A static scenario with no behavioral reaction would lead to a 2.5 percent revenue increase from the minimum tax, while a scenario in which there is interaction with pillar 1 would result in a 2.3 percent increase.

In a scenario in which both pillars are implemented and MNEs scale back profit shifting in response, global corporate tax revenues would increase under pillar 2 minimum taxation by 1.7 percent, and reduced profit shifting would lead to a revenue gain of 1.5 percent.

In a scenario in which both pillars are implemented and low-tax jurisdictions increase their corporate income tax rates, revenues from a pillar 2 minimum tax would increase by 1.3 percent, while a corporate income tax rate increase itself would lead to a 0.5 percent revenue increase. Global tax revenues would spike to 1.5 percent if MNEs reduced their profit shifting in response to pillar 2 in this scenario, the data show. However, this fourth scenario has a higher degree of uncertainty, according to Sorbe.

Investment Effects

The OECD also estimated the effect of both pillars on investment. Implementing both pillars would lead to an expected effective average tax rate increase of 0.7 percentage points across all jurisdictions. That effect is more pronounced in investment hubs, which could see an effective average tax rate spike of 1.93 percentage points, according to the data. 

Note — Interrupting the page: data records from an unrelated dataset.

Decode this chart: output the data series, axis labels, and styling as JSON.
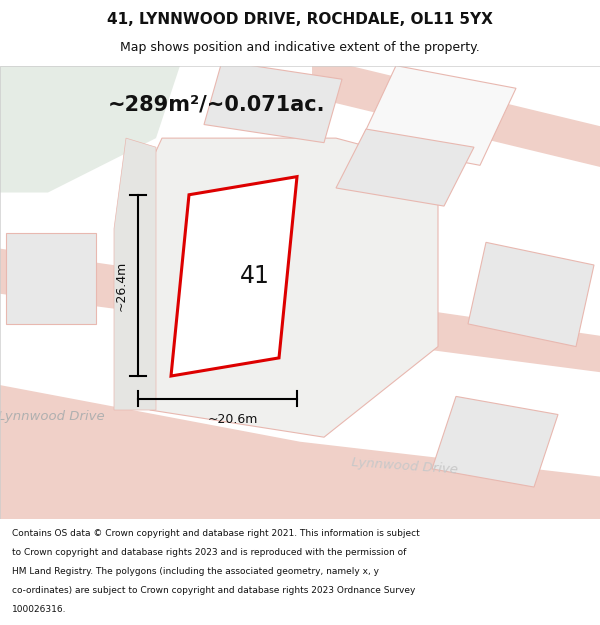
{
  "title": "41, LYNNWOOD DRIVE, ROCHDALE, OL11 5YX",
  "subtitle": "Map shows position and indicative extent of the property.",
  "area_text": "~289m²/~0.071ac.",
  "number_label": "41",
  "dim_width": "~20.6m",
  "dim_height": "~26.4m",
  "street_label1": "Lynnwood Drive",
  "street_label2": "Lynnwood Drive",
  "footer_lines": [
    "Contains OS data © Crown copyright and database right 2021. This information is subject",
    "to Crown copyright and database rights 2023 and is reproduced with the permission of",
    "HM Land Registry. The polygons (including the associated geometry, namely x, y",
    "co-ordinates) are subject to Crown copyright and database rights 2023 Ordnance Survey",
    "100026316."
  ],
  "road_color": "#f0d0c8",
  "plot_outline_color": "#dd0000",
  "building_fill_color": "#e8e8e8",
  "green_area_color": "#e5ece5",
  "plot_outline_lc": "#e8b8b0"
}
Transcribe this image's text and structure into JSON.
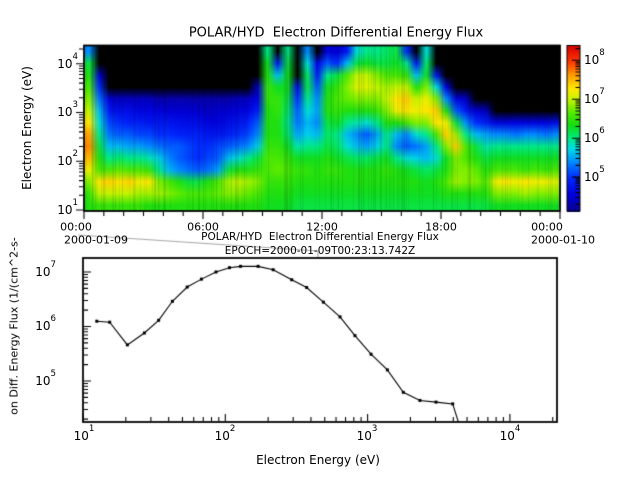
{
  "page": {
    "background": "#ffffff",
    "foreground": "#000000",
    "connector_color": "#a8a8a8"
  },
  "top_plot": {
    "title": "POLAR/HYD  Electron Differential Energy Flux",
    "ylabel": "Electron Energy (eV)",
    "yticks": [
      {
        "base": "10",
        "exp": "1"
      },
      {
        "base": "10",
        "exp": "2"
      },
      {
        "base": "10",
        "exp": "3"
      },
      {
        "base": "10",
        "exp": "4"
      }
    ],
    "xticks": [
      "00:00",
      "06:00",
      "12:00",
      "18:00",
      "00:00"
    ],
    "date_left": "2000-01-09",
    "date_right": "2000-01-10"
  },
  "colorbar": {
    "ticks": [
      {
        "base": "10",
        "exp": "5"
      },
      {
        "base": "10",
        "exp": "6"
      },
      {
        "base": "10",
        "exp": "7"
      },
      {
        "base": "10",
        "exp": "8"
      }
    ]
  },
  "bottom_plot": {
    "title_line1": "POLAR/HYD  Electron Differential Energy Flux",
    "title_line2": "EPOCH=2000-01-09T00:23:13.742Z",
    "xlabel": "Electron Energy (eV)",
    "ylabel": "on Diff. Energy Flux (1/(cm^2-s-",
    "xticks": [
      {
        "base": "10",
        "exp": "1"
      },
      {
        "base": "10",
        "exp": "2"
      },
      {
        "base": "10",
        "exp": "3"
      },
      {
        "base": "10",
        "exp": "4"
      }
    ],
    "yticks": [
      {
        "base": "10",
        "exp": "5"
      },
      {
        "base": "10",
        "exp": "6"
      },
      {
        "base": "10",
        "exp": "7"
      }
    ]
  },
  "colormap": {
    "stops": [
      [
        0.0,
        10,
        0,
        140
      ],
      [
        0.1,
        0,
        0,
        220
      ],
      [
        0.2,
        0,
        40,
        255
      ],
      [
        0.3,
        0,
        140,
        255
      ],
      [
        0.38,
        0,
        220,
        230
      ],
      [
        0.45,
        0,
        235,
        120
      ],
      [
        0.52,
        20,
        220,
        20
      ],
      [
        0.6,
        90,
        235,
        0
      ],
      [
        0.68,
        200,
        245,
        0
      ],
      [
        0.74,
        255,
        235,
        0
      ],
      [
        0.82,
        255,
        160,
        0
      ],
      [
        0.9,
        255,
        60,
        0
      ],
      [
        1.0,
        215,
        0,
        0
      ]
    ]
  },
  "chart_data": [
    {
      "type": "heatmap",
      "title": "POLAR/HYD  Electron Differential Energy Flux",
      "ylabel": "Electron Energy (eV)",
      "x_axis": {
        "range_hours": [
          0,
          24
        ],
        "major_tick_labels": [
          "00:00",
          "06:00",
          "12:00",
          "18:00",
          "00:00"
        ],
        "minor_tick_hours": 1,
        "date_start": "2000-01-09",
        "date_end": "2000-01-10"
      },
      "y_axis": {
        "log10_range": [
          1.0,
          4.37
        ],
        "major_ticks_log10": [
          1,
          2,
          3,
          4
        ]
      },
      "colorbar": {
        "log10_range": [
          4.13,
          8.38
        ],
        "major_ticks_log10": [
          5,
          6,
          7,
          8
        ],
        "style": "rainbow"
      },
      "no_data_color": "black",
      "time_bin_hours": 0.5,
      "grid_log10_flux": [
        [
          5.4,
          6.2,
          6.4,
          6.6,
          6.8,
          7.0,
          7.3,
          7.6,
          7.7,
          7.5,
          7.2,
          6.8,
          6.5,
          6.4
        ],
        [
          null,
          null,
          4.5,
          5.0,
          5.3,
          5.6,
          5.8,
          6.0,
          6.2,
          6.4,
          6.6,
          7.3,
          7.0,
          6.5
        ],
        [
          null,
          null,
          null,
          null,
          4.5,
          4.8,
          5.1,
          5.3,
          5.6,
          6.0,
          6.6,
          7.4,
          7.0,
          6.5
        ],
        [
          null,
          null,
          null,
          null,
          4.4,
          4.7,
          5.0,
          5.2,
          5.6,
          6.1,
          6.7,
          7.3,
          7.0,
          6.5
        ],
        [
          null,
          null,
          null,
          null,
          4.4,
          4.7,
          4.9,
          5.2,
          5.5,
          6.0,
          6.6,
          7.4,
          7.0,
          6.5
        ],
        [
          null,
          null,
          null,
          null,
          4.4,
          4.6,
          4.9,
          5.1,
          5.5,
          6.0,
          6.6,
          7.2,
          6.9,
          6.5
        ],
        [
          null,
          null,
          null,
          null,
          4.4,
          4.6,
          4.8,
          5.1,
          5.4,
          5.9,
          6.5,
          7.3,
          6.9,
          6.4
        ],
        [
          null,
          null,
          null,
          null,
          4.3,
          4.6,
          4.8,
          5.0,
          5.3,
          5.7,
          6.0,
          6.8,
          6.9,
          6.4
        ],
        [
          null,
          null,
          null,
          null,
          4.3,
          4.5,
          4.8,
          5.0,
          5.2,
          5.4,
          5.6,
          6.6,
          6.8,
          6.4
        ],
        [
          null,
          null,
          null,
          null,
          4.3,
          4.5,
          4.7,
          4.9,
          5.2,
          5.2,
          5.4,
          6.4,
          6.7,
          6.4
        ],
        [
          null,
          null,
          null,
          null,
          4.3,
          4.5,
          4.7,
          4.9,
          5.1,
          5.1,
          5.3,
          6.2,
          6.6,
          6.4
        ],
        [
          null,
          null,
          null,
          null,
          4.3,
          4.5,
          4.7,
          4.9,
          5.0,
          5.0,
          5.2,
          6.2,
          6.6,
          6.4
        ],
        [
          null,
          null,
          null,
          null,
          4.3,
          4.4,
          4.6,
          4.8,
          5.0,
          5.1,
          5.3,
          6.4,
          6.6,
          6.4
        ],
        [
          null,
          null,
          null,
          null,
          4.3,
          4.5,
          4.6,
          4.8,
          5.1,
          5.2,
          5.5,
          6.6,
          6.7,
          6.4
        ],
        [
          null,
          null,
          null,
          null,
          4.3,
          4.5,
          4.7,
          4.9,
          5.2,
          5.6,
          6.2,
          6.9,
          6.8,
          6.4
        ],
        [
          null,
          null,
          null,
          null,
          4.4,
          4.6,
          4.8,
          5.0,
          5.3,
          5.8,
          6.4,
          7.0,
          6.8,
          6.4
        ],
        [
          null,
          null,
          null,
          null,
          4.4,
          4.6,
          4.9,
          5.1,
          5.4,
          6.0,
          6.4,
          6.9,
          6.7,
          6.4
        ],
        [
          null,
          null,
          null,
          4.4,
          4.6,
          4.9,
          5.2,
          5.4,
          5.7,
          6.2,
          6.5,
          6.8,
          6.6,
          6.4
        ],
        [
          6.0,
          6.3,
          6.4,
          6.5,
          6.5,
          6.4,
          6.4,
          6.4,
          6.5,
          6.6,
          6.6,
          6.5,
          6.4,
          6.3
        ],
        [
          null,
          4.8,
          5.6,
          6.3,
          6.5,
          6.5,
          6.4,
          6.4,
          6.5,
          6.6,
          6.7,
          6.5,
          6.4,
          6.3
        ],
        [
          6.0,
          6.2,
          6.3,
          6.3,
          6.2,
          6.1,
          6.0,
          6.1,
          6.3,
          6.5,
          6.6,
          6.5,
          6.4,
          6.3
        ],
        [
          null,
          null,
          null,
          4.6,
          5.0,
          5.2,
          5.3,
          5.5,
          5.9,
          6.3,
          6.5,
          6.4,
          6.3,
          6.2
        ],
        [
          5.4,
          5.8,
          6.1,
          6.2,
          6.0,
          5.8,
          5.6,
          5.7,
          6.0,
          6.3,
          6.5,
          6.4,
          6.3,
          6.2
        ],
        [
          null,
          4.6,
          4.9,
          5.2,
          5.4,
          5.5,
          5.4,
          5.6,
          6.0,
          6.3,
          6.4,
          6.4,
          6.3,
          6.2
        ],
        [
          4.6,
          5.2,
          6.0,
          6.3,
          6.4,
          6.4,
          6.2,
          6.1,
          6.2,
          6.4,
          6.5,
          6.4,
          6.3,
          6.2
        ],
        [
          4.5,
          5.0,
          6.2,
          6.5,
          6.6,
          6.5,
          6.3,
          6.0,
          6.1,
          6.3,
          6.5,
          6.4,
          6.3,
          6.2
        ],
        [
          4.8,
          5.6,
          6.6,
          6.8,
          6.7,
          6.4,
          6.0,
          5.6,
          5.8,
          6.2,
          6.4,
          6.4,
          6.3,
          6.2
        ],
        [
          5.8,
          6.2,
          7.0,
          7.1,
          6.8,
          6.4,
          5.9,
          5.4,
          5.6,
          6.1,
          6.4,
          6.4,
          6.3,
          6.2
        ],
        [
          6.0,
          6.3,
          7.0,
          7.1,
          6.8,
          6.4,
          5.8,
          5.2,
          5.5,
          6.1,
          6.4,
          6.4,
          6.3,
          6.2
        ],
        [
          6.0,
          6.2,
          6.8,
          7.0,
          6.8,
          6.5,
          6.0,
          5.5,
          5.7,
          6.2,
          6.4,
          6.4,
          6.3,
          6.2
        ],
        [
          6.1,
          6.2,
          6.6,
          6.9,
          7.0,
          6.8,
          6.4,
          6.0,
          6.0,
          6.3,
          6.5,
          6.4,
          6.3,
          6.2
        ],
        [
          6.2,
          6.3,
          6.6,
          7.0,
          7.3,
          7.2,
          6.4,
          5.6,
          5.4,
          6.0,
          6.4,
          6.4,
          6.3,
          6.2
        ],
        [
          5.0,
          6.0,
          6.5,
          7.0,
          7.4,
          7.3,
          6.6,
          5.4,
          5.2,
          5.8,
          6.3,
          6.4,
          6.3,
          6.2
        ],
        [
          null,
          4.8,
          5.6,
          6.4,
          7.0,
          7.2,
          6.8,
          5.8,
          5.3,
          5.7,
          6.2,
          6.4,
          6.3,
          6.2
        ],
        [
          5.8,
          6.1,
          6.3,
          6.8,
          7.2,
          7.3,
          6.8,
          6.0,
          5.5,
          5.6,
          6.1,
          6.3,
          6.3,
          6.2
        ],
        [
          null,
          null,
          4.8,
          5.8,
          6.8,
          7.4,
          7.3,
          6.6,
          6.0,
          5.8,
          6.2,
          6.4,
          6.3,
          6.2
        ],
        [
          null,
          null,
          null,
          4.6,
          5.4,
          6.4,
          7.2,
          7.4,
          6.8,
          6.3,
          6.4,
          6.6,
          6.4,
          6.2
        ],
        [
          null,
          null,
          null,
          null,
          4.6,
          5.2,
          6.2,
          6.9,
          7.4,
          6.8,
          6.8,
          6.9,
          6.4,
          6.2
        ],
        [
          null,
          null,
          null,
          null,
          4.4,
          4.8,
          5.4,
          6.0,
          6.6,
          6.6,
          6.8,
          6.8,
          6.4,
          6.2
        ],
        [
          null,
          null,
          null,
          null,
          null,
          4.5,
          5.0,
          5.6,
          6.2,
          6.4,
          6.7,
          6.8,
          6.4,
          6.2
        ],
        [
          null,
          null,
          null,
          null,
          null,
          4.4,
          4.9,
          5.5,
          5.9,
          6.2,
          6.4,
          6.6,
          6.4,
          6.2
        ],
        [
          null,
          null,
          null,
          null,
          null,
          null,
          4.6,
          5.4,
          6.0,
          6.3,
          6.6,
          7.2,
          6.8,
          6.3
        ],
        [
          null,
          null,
          null,
          null,
          null,
          null,
          4.6,
          5.4,
          6.0,
          6.3,
          6.6,
          7.3,
          6.8,
          6.3
        ],
        [
          null,
          null,
          null,
          null,
          null,
          null,
          4.6,
          5.3,
          6.0,
          6.3,
          6.6,
          7.2,
          6.8,
          6.3
        ],
        [
          null,
          null,
          null,
          null,
          null,
          null,
          4.6,
          5.4,
          6.0,
          6.3,
          6.5,
          7.3,
          6.9,
          6.3
        ],
        [
          null,
          null,
          null,
          null,
          null,
          null,
          4.6,
          5.4,
          6.0,
          6.3,
          6.6,
          7.2,
          6.8,
          6.3
        ],
        [
          null,
          null,
          null,
          null,
          null,
          null,
          4.6,
          5.3,
          6.0,
          6.3,
          6.5,
          7.2,
          6.8,
          6.3
        ],
        [
          null,
          null,
          null,
          null,
          null,
          null,
          4.7,
          5.4,
          6.0,
          6.3,
          6.6,
          7.1,
          6.8,
          6.3
        ]
      ]
    },
    {
      "type": "line",
      "title": "POLAR/HYD  Electron Differential Energy Flux",
      "subtitle": "EPOCH=2000-01-09T00:23:13.742Z",
      "xlabel": "Electron Energy (eV)",
      "ylabel": "on Diff. Energy Flux (1/(cm^2-s-",
      "x_scale": "log",
      "y_scale": "log",
      "xlim": [
        10,
        21400
      ],
      "ylim": [
        17700,
        18100000
      ],
      "marker": "square",
      "x": [
        12.5,
        15.4,
        20.5,
        27,
        34,
        42.5,
        54,
        68,
        86,
        107,
        128,
        170,
        217,
        293,
        373,
        489,
        640,
        815,
        1057,
        1377,
        1782,
        2333,
        3026,
        3963,
        4600
      ],
      "y": [
        1250000,
        1200000,
        460000,
        760000,
        1300000,
        2900000,
        5300000,
        7400000,
        10000000,
        12000000,
        12700000,
        12700000,
        11000000,
        7200000,
        5200000,
        2800000,
        1500000,
        680000,
        310000,
        160000,
        62000,
        44000,
        41000,
        38000,
        11000
      ]
    }
  ]
}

Generally, the two pillars are not projected to have a major effect on investment costs and could scale back the influence of corporate taxation on investment decisions, according to Tibor Hanappi of the Centre for Tax Policy and Administration, who pointed to infrastructure and labor costs as examples of nontax factors that could motivate investment location.

Bradbury warned of the consequences if countries are unable to agree on a common approach to taxing the digital economy.

“We know the counterfactual of not reaching agreement is indeed a world with more uncertainty and future unilateral measures,” Bradbury said.

Falling Short?

Despite preliminary findings that the two pillars could lead to an annual global corporate tax revenue gain of $100 billion, “this is at the lower end of the OECD’s own estimate of corporate tax avoidance — $100 billion to $240 billion [annually],” the Independent Commission for the Reform of International Corporate Taxation said in a February 13 statement.

“As it stands, the reform proposal would fail to meaningfully address tax avoidance by multinationals and deliver minimal redistribution of taxing rights and will only achieve a small fraction of its objectives,” the commission added.

While using 2016 data was necessary because of the economic analysis project’s constraints, “it is worth considering policies that have changed since 2016 that could impact the results,” said Daniel Bunn, vice president of global projects at the Tax Foundation, pointing to the Tax Cuts and Jobs Act and the EU 2016 anti-tax-avoidance directive. “Having a result based on 2016 data is valuable, but policymakers should recognize how the world has changed since then,” Bunn said.

For its part, the OECD continues to cooperate with inclusive framework members to refine and improve the quality of the data and hopes to update the data accordingly, Johanssen said during the webcast.